Caller Jeremy: Good, Mike, how about yourself?
Mike: I’m well, thank you.
Caller Jeremy: About the Virginia Constitution, the whole AG thing here, Article IV, Section 17 does state that the Governor, Lieutenant Governor, Attorney General and others may be impeached by malfeasance of office, corruption, neglect of duty, and/or other high crimes and misdemeanor. So, yes, there is a clause there. Just to go off of that, Mark Herring, on his Twitter account, he said, “A state law and a state constitution cannot violate the United States Constitution. and I swore a duty to uphold both.” I’d like to hear what you have to say about his little quote there, but I also let you know that yes, there is in fact an impeachment clause in our constitution.
Mike: Well, you’re not violating a part of the U.S. Constitution. There’s not a damn thing in the U.S. Constitution about any act of marriage. There’s nothing in the 14th Amendment on it either. There has been no case that has been universally decided by the Supremes yet that says it would be violated. So is he making his own Supreme Court decision, just thinking in the future, prophesizing that that is going to be the court’s decision, so he is now going to enforce it in the hopes that that’s what happens? What else has he said?

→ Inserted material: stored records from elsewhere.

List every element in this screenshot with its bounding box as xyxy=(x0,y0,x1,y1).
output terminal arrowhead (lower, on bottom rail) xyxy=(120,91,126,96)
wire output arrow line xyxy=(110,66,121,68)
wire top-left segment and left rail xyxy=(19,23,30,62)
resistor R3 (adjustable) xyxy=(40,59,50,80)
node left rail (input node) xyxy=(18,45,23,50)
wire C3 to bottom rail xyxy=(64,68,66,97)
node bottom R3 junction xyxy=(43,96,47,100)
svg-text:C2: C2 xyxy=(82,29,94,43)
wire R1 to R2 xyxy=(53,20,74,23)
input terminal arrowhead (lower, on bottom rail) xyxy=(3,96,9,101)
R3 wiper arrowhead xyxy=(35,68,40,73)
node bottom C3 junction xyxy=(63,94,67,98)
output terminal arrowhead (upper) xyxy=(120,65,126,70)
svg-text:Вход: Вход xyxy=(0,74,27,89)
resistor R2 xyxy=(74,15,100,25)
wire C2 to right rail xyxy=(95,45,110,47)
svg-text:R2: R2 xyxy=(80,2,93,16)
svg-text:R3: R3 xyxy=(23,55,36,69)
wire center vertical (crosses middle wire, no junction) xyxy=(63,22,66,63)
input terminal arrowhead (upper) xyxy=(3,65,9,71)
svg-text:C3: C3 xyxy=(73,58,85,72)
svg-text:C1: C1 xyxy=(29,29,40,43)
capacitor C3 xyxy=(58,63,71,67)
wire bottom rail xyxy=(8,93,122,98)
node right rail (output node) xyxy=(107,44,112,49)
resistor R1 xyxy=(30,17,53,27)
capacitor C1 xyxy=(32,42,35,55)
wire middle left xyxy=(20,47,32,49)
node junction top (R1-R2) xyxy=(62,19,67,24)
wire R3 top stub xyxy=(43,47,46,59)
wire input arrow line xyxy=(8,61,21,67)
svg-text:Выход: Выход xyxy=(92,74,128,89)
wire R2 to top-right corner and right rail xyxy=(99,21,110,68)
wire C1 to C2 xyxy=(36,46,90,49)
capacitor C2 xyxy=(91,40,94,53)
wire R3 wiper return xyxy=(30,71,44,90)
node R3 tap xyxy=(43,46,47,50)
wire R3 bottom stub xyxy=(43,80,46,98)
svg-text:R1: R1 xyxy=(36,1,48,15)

Caller Jeremy: That’s basically what’s on there. I just think what he’s doing is campaigning for governor already. It’s going to be the cookie-cutter approach to it worked for McAuliffe. He’s going to basically go on his coattails and try to ride right into the office.
Mike: Of course, he’d have a little bit of time that he’d have to wait. Back to the clause at hand here, as D.J. White points out here, the Virginia Constitution is also his to enforce. As I just pointed out, it is not contravening an enumerated power of any act of the federal legislature that I’m aware of. As a matter of fact, we actually have an act that the Obama administration is refusing to enforce, and the Supreme Court is now getting wishy-washy about enforcing, which is the DOMA Act, Defense of Marriage Act, which was passed in 1996. If anything, he ought to be enforcing, and so should the other states that have similar measures on their ballots and have voted on it, since you have an amendment to your constitution, he ought to be enforcing the DOMA Act. It’s just as much incumbent on him to enforce that legitimate act of Congress as it is some illegitimate act of a yet-to-be-convened tribunal of the Supreme Court, is it not?